By then, the material on the bottom is finished compost despite my laziness and the winter cold. I use the best of the material from the bottom right away, then mix all the un-composted and half-finished stuff into one or two big new piles. This material is primed from its previous cooking time, and the weather is warming, so these piles are generally fully composted and ready to use a couple of weeks later—which is, honestly, about as soon as I want to be pushing that wheelbarrow again.
Now, there's nothing wrong with turning an above-ground (i.e., non-tumbler) pile once a week or so; it's good exercise and makes better quality compost. And if you're using one of those recycled black plastic composting units, you don't even have to work as hard. Just use a shovel to extract some of the material from that convenient 'coal chute' they all have at the bottom and shovel it back onto the top.

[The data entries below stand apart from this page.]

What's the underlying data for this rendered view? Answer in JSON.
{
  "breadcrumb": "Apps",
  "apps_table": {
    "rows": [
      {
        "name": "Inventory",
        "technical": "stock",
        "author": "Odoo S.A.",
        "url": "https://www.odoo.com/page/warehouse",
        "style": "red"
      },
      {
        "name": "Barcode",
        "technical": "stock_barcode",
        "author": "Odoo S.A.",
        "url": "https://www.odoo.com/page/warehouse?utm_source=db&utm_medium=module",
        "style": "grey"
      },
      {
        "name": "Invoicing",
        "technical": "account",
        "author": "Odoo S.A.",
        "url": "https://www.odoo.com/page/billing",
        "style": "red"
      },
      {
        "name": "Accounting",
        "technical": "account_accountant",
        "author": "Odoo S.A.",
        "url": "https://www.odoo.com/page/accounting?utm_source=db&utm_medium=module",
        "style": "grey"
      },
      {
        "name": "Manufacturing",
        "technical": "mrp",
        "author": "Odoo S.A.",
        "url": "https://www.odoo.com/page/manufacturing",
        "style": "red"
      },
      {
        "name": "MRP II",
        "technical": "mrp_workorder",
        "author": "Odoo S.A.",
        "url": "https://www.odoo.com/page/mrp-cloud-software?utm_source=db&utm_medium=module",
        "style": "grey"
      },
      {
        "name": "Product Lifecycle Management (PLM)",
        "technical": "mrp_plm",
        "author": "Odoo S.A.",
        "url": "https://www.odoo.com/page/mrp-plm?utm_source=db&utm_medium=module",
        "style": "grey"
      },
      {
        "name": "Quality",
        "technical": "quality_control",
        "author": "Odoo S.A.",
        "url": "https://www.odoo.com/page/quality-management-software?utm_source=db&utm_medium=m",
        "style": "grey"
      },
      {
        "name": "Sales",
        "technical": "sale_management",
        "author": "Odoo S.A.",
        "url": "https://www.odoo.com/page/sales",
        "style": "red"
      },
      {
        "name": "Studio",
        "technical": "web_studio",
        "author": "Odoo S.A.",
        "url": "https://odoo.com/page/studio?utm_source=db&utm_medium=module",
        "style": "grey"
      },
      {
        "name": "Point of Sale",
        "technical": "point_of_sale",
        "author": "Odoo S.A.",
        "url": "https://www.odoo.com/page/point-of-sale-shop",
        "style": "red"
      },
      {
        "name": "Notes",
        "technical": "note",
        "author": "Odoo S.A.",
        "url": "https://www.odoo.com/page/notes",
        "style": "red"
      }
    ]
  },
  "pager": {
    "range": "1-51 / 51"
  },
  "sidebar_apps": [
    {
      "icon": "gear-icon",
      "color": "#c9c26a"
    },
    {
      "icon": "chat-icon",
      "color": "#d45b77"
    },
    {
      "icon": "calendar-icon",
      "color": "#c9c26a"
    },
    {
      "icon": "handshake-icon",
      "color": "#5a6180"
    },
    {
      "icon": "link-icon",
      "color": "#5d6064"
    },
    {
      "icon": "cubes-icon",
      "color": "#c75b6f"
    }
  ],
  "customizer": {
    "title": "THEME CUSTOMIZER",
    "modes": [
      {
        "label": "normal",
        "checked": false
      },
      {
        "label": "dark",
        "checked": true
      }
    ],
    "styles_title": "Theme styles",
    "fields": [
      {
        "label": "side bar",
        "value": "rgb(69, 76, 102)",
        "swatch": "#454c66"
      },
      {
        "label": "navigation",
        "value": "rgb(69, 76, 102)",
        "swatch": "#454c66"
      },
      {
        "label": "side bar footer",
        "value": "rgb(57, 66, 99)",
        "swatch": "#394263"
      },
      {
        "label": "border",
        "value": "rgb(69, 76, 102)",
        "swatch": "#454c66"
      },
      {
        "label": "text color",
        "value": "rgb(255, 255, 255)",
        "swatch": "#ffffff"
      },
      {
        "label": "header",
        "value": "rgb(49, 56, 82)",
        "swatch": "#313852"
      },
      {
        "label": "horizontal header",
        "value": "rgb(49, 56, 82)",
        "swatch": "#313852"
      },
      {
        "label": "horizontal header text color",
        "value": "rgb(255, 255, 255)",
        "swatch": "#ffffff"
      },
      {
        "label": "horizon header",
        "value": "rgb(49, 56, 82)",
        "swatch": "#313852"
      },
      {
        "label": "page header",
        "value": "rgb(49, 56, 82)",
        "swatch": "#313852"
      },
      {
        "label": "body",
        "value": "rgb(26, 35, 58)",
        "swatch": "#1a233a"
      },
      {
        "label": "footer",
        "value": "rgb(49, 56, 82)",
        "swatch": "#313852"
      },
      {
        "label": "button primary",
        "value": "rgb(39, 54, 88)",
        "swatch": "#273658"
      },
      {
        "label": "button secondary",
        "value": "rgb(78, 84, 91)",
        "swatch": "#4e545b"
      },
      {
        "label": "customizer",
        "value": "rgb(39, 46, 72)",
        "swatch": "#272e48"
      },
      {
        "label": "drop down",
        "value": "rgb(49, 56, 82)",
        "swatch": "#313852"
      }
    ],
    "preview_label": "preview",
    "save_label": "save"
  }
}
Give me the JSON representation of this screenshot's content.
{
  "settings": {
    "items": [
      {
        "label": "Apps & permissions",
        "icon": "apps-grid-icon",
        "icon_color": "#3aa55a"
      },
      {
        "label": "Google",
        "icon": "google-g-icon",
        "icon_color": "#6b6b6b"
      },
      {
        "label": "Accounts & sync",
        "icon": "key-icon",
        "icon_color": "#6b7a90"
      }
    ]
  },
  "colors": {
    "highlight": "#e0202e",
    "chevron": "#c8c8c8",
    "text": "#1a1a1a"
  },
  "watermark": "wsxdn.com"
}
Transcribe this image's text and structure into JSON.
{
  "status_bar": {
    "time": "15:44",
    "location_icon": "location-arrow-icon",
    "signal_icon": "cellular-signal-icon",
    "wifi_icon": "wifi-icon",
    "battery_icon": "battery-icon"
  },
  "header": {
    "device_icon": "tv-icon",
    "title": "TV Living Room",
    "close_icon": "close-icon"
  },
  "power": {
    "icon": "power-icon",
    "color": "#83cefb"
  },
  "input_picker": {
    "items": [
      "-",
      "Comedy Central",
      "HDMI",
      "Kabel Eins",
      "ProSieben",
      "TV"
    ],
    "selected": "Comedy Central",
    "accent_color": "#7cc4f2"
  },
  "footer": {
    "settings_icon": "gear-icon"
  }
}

Water it afterwards if the cover excludes rain (some do; some allow it in) and/or you're in a dry clime.
Tumblers, spinners and other non-ground-contact composters are a different story, however. Because of their design (and the fact that they don't allow earthworm access), they should get a spin or a turn of the crank every day or so. The payback is that—again, if the mix of materials inside is correct—they typically provide hot, high-quality finished compost in a very short period of time. Don't forget to water these types regularly, as the contents tend to dry out much faster than piles that touch the earth.
But whatever you do, be sure and get ready to make some of your own super-soil this Autumn. Because those precious leaves only fall once a year and that time is coming soon...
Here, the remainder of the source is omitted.